Do you love to come up with strange free agency scenarios, but hate getting carpal tunnel from stretching to hit "shift" and "1" at the same time? Have you always wanted to sound like other internet lunatics but never had the same belligerence?
Well, Lighthouse Hockey's R&D department knows how you feel, so we introduce to you the easy-to-complete, jargon-laden, attitude-infused, internet-approved, "Offseason Wishlist Template." Just, cut, paste, add in some names and delete and you're basically a GM!
For a limited time, buy now, and we will ship you the forthcoming "Offseason Move Checkup Template" so you can evaluate your "brilliance/mistake" throughout the season.
Title: We should go get (Name of: guy who had career year in walk year, up-and-coming RFA, previously good UFA on downside of career, enigma, Christian Ehrhoff)!!!12!
Section A: Expressing Team Need
This team (doesn't want to win, doesn't spend money, keeps making bad deals, has no prospects, has no leadership/veteran presence), so I think we should go get (guy named above). Our (offense, defense, goaltending) doesn't (score, keep the puck out of the net, hit, try hard, exhibit heart) as evidenced by (choose one or more inappropriate metric: +/-, goals against average, hits, takeaways, team record, body language)!!!eleven
(Guy we're talking about) brings (intangible: leadership, presence, intensity, grit, truculence, jam, fire, sandpaper) that can help this team (cliche: get to the next level, be a contender, contend for a cup) and stop being (a) (frequently used meme to describe team: JOKE, DISGRACE, ALSO RAN, DOORMAT, BUBBLE TEAM, DISRESPECTED AROUND TEH LEAGEU) and RETURN TO THE GLORY OF TEH (Last date your team was good)11!!!

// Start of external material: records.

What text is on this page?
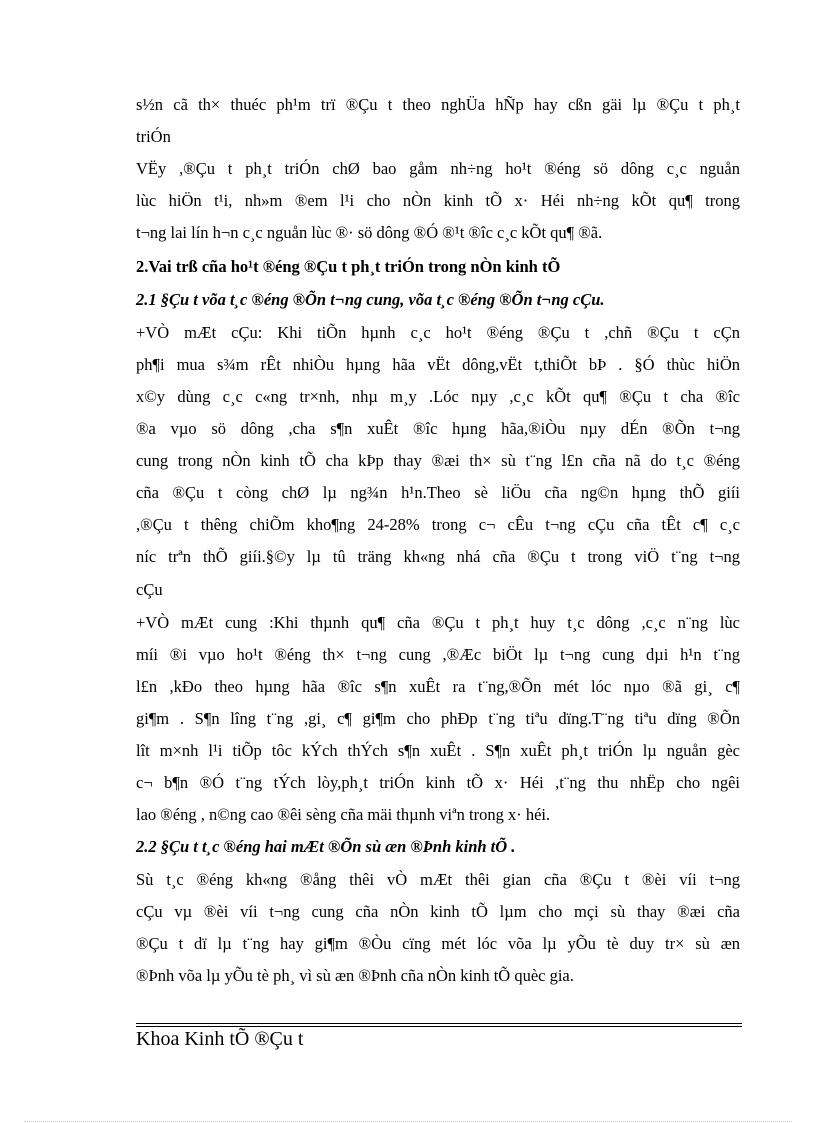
s½n cã th× thuéc ph¹m trï ®Çu t theo nghÜa hÑp hay cßn gäi lµ ®Çu t ph¸t
triÓn
VËy ,®Çu t ph¸t triÓn chØ bao gåm nh÷ng ho¹t ®éng sö dông c¸c nguån
lùc hiÖn t¹i, nh»m ®em l¹i cho nÒn kinh tÕ x· Héi nh÷ng kÕt qu¶ trong
t¬ng lai lín h¬n c¸c nguån lùc ®· sö dông ®Ó ®¹t ®îc c¸c kÕt qu¶ ®ã.
2.Vai trß cña ho¹t ®éng ®Çu t ph¸t triÓn trong nÒn kinh tÕ
2.1 §Çu t võa t¸c ®éng ®Õn t¬ng cung, võa t¸c ®éng ®Õn t¬ng cÇu.
+VÒ mÆt cÇu: Khi tiÕn hµnh c¸c ho¹t ®éng ®Çu t ,chñ ®Çu t cÇn
ph¶i mua s¾m rÊt nhiÒu hµng hãa vËt dông,vËt t,thiÕt bÞ . §Ó thùc hiÖn
x©y dùng c¸c c«ng tr×nh, nhµ m¸y .Lóc nµy ,c¸c kÕt qu¶ ®Çu t cha ®îc
®a vµo sö dông ,cha s¶n xuÊt ®îc hµng hãa,®iÒu nµy dÉn ®Õn t¬ng
cung trong nÒn kinh tÕ cha kÞp thay ®æi th× sù t¨ng l£n cña nã do t¸c ®éng
cña ®Çu t còng chØ lµ ng¾n h¹n.Theo sè liÖu cña ng©n hµng thÕ giíi
,®Çu t thêng chiÕm kho¶ng 24-28% trong c¬ cÊu t¬ng cÇu cña tÊt c¶ c¸c
níc trªn thÕ giíi.§©y lµ tû träng kh«ng nhá cña ®Çu t trong viÖ t¨ng t¬ng
cÇu
+VÒ mÆt cung :Khi thµnh qu¶ cña ®Çu t ph¸t huy t¸c dông ,c¸c n¨ng lùc
míi ®i vµo ho¹t ®éng th× t¬ng cung ,®Æc biÖt lµ t¬ng cung dµi h¹n t¨ng
l£n ,kÐo theo hµng hãa ®îc s¶n xuÊt ra t¨ng,®Õn mét lóc nµo ®ã gi¸ c¶
gi¶m . S¶n lîng t¨ng ,gi¸ c¶ gi¶m cho phÐp t¨ng tiªu dïng.T¨ng tiªu dïng ®Õn
lît m×nh l¹i tiÕp tôc kÝch thÝch s¶n xuÊt . S¶n xuÊt ph¸t triÓn lµ nguån gèc
c¬ b¶n ®Ó t¨ng tÝch lòy,ph¸t triÓn kinh tÕ x· Héi ,t¨ng thu nhËp cho ngêi
lao ®éng , n©ng cao ®êi sèng cña mäi thµnh viªn trong x· héi.
2.2 §Çu t t¸c ®éng hai mÆt ®Õn sù æn ®Þnh kinh tÕ .
Sù t¸c ®éng kh«ng ®ång thêi vÒ mÆt thêi gian cña ®Çu t ®èi víi t¬ng
cÇu vµ ®èi víi t¬ng cung cña nÒn kinh tÕ lµm cho mçi sù thay ®æi cña
®Çu t dï lµ t¨ng hay gi¶m ®Òu cïng mét lóc võa lµ yÕu tè duy tr× sù æn
®Þnh võa lµ yÕu tè ph¸ vì sù æn ®Þnh cña nÒn kinh tÕ quèc gia.
Khoa Kinh tÕ ®Çu t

Section B: Means of Acquisition (aka 1: Propose 2: ??? 3: Stanley Cup!)
If we offer (lopsided trade scenario/contract value that doesn't match salary cap or CBA: guy(s) who suck(s) that now you currently overvalue, middling prospect(s), lower round draft pick(s), contract that is too long/too much money), I'm sure we can pry (guy's name) from (current team) because (TEHY SUCK, HE"S NEVER GOING TO WIN THERE, THEY CAN'T AFFORD TO MATCH, THEY HAVE CAP PROBLEMS, THEY NEED [shit you're offering])!!!!!!!!!!!!!!!!!!!!!!
(Guy's Name) would be a good addition to the (team nickname that shows you are too invested in them) by providing (reiterated intangible: leadership, veteran presence, never say die attitude, mentorship for the kids, a kick in the ass for [enigmatic player name]).
It's time for (team's GM) to get OFF HIS *SS AND GET THIS TEAM BACK TO RESPECTABILITY ADN STOP MAKING DEALS LIKE (MIKE MILBURY, JAY FEASTER, DALE TALLON, GLEN SATHER, BRIAN BURKE)21!!!!!!!!!!!
Section C: Proof
I'm sick and tired of the (NHL, referees, other fanbases, guys on the internet, closest rival's fans, Puck Daddy, Ryan Lambert, those *&^$#'s at TSN) talking about (pronoun that associates you with the team like you work in the front office) like the (team/league you have disgust for: TEH ISLANDERS, TEH THRASHERS, TEH OILERS, TEH PANTHERS, TEH RANGERS, [random expansion team of (era)], [alternate lesser league], (*substitute stupid nickname only your fanbase uses here as applicable)!!!!11!!!!!!!!!!!!!!!!!!!!!!!!!!!!!!11!!!!!!!!!!!!!!!!!!!!!1
Make it happen (GM nickname ending in usual NHL "y" or "ie") or we as fans will (threat no one believes or cares about: stop buying tickets, wear bags on our head, STOP WACTHING, RIOT) and root for a team that knows how to win like (recent cup winner: TEH PENGUINS, TEH BLACKHAWKS, TEH BRUINS, TEH RED WINGS)!!!